Похоже, что и сам Василько, хотя и отвергает все выдвинутые против него обвинения, тем не менее, не считает себя полностью невиновным. Как можно судить из текста источника, отбросив христианскую риторику и морализаторство автора Повести, Василько раскаивается именно в том, что ради выполнения своих планов он привел на Русь кочевников. «Възвышенье», за которое бог наказал князя, как следует из его собственных слов, было вызвано известием, что «идутъ къ мне берендичи, и печенези, и торци»; в конце своей исповеди князь вновь возвращается к этой мысли и прямо заявляет: «… за мое възнесенье иже поидоша береньдичи ко мне, и веселяся сердце мое и възвеселися умъ мои, низложи мя богъ и смири»[542].
Как известно, подобная практика всегда осуждалась и порицалась и, прежде всего, общиной, «людьми», особенно, когда это делалось ради достижения эгоистических, честолюбивых целей, далеких от насущных интересов общины или представляло угрозу миру и спокойствию в русской земле[543]. И на этот раз община не могла оставаться в стороне. Это в первую очередь касается владимирцев, ближайших соседей беспокойного Василька. Их участие в рассматриваемых событиях реально засвидетельствовано в источниках. Это — и «совет» владимирских бояр, которому должен следовать Давыд, и целый ряд других характерных деталей летописного повествования, отмеченных исследователями[544]. Конечно, в рассматриваемых событиях действовал и субъективный фактор — политические амбиции, личная энергия, моральные принципы князей. Но, рассуждая об этом, историки, как правило, исходят из самых общих представлений о характере и личных качествах Святополка, Давыда, Ростиславичей и т. д.[545], о человеческой природе вообще[546], или из гипотетических выкладок о характере междукняжеских отношений, родовых счетах, отчинных правах и т. д.[547]
Захватив в плен ослепленного Василька, Давыд с наступлением весны 1098 г. выступил в поход на Теребовль с вполне очевидной целью: «хотя переяти Василкову волость»[548]. Причем Давыд считает себя законным теребовльским князем еще до этого похода и предлагает плененному Василько в награду за услугу (посредничество в переговорах с Мономахом и Святополком) на выбор один из трех волынских городов — Всеволоде, Шеполь или Перемиль[549] На это Василько с негодованием отвечает: «…сему ми дивно, дает ми городъ свой, а мой Теребовль, моя власть и ныне и пождавше»[550]. В данном эпизоде, как показывают исследования княжеских отношений, раскрывается древнее право князей «добывания» («подыскивания») волости, согласно которому победитель, изгнавший, убивший или захвативший в плен поверженного соперника, присваивал его власть и все княжеские права, становился князем в его волости[551].

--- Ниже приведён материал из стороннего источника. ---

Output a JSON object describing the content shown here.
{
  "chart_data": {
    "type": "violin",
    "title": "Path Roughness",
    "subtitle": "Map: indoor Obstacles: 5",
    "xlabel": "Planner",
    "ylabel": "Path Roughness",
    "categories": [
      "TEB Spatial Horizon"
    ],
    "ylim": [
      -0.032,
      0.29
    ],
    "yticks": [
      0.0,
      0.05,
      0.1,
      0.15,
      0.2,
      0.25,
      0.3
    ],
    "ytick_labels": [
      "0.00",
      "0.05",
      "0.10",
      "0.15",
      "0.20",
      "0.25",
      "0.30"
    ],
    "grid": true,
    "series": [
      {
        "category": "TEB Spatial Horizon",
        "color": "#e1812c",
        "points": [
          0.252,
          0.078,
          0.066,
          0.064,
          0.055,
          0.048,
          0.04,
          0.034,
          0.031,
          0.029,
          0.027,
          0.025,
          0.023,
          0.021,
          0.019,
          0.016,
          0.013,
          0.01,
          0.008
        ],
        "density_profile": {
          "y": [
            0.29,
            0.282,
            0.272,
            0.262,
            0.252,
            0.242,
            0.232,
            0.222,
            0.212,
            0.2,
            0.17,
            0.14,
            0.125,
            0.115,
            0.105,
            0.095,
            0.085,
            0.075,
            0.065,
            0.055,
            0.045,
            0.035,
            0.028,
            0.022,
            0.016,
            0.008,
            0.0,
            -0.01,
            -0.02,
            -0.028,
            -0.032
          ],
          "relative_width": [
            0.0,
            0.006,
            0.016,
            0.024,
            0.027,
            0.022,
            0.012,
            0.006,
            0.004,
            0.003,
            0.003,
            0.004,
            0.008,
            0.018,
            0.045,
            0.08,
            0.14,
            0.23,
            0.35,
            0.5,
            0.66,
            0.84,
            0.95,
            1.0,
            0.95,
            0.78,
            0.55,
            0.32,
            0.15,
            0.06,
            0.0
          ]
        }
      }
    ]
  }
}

Однако в отличие от предшествующего времени, когда это право осуществлялось практически беспрепятственно (X — начало XI вв.)[552], теперь для его осуществления требуется выполнение обязательного условия — обеспечить князю-претенденту поддержку местной общины. Земские силы уже не только в Киеве[553], но и в периферийных волостных центрах властно вмешиваются в политику князей, разрушая их самые амбициозные планы, если они идут вразрез с политическими интересами общины[554]. Подтверждением тому являются неудачи, постигшие Волынского князя Давыда Игоревича, пытавшегося овладеть Теребовлем, а затем и киевского князя Святополка Изяславича, когда тот «нача думати на Володаря и на Василка, глаголя, яко «Се есть волость отца моего и брата»; и поиде на ня»[555].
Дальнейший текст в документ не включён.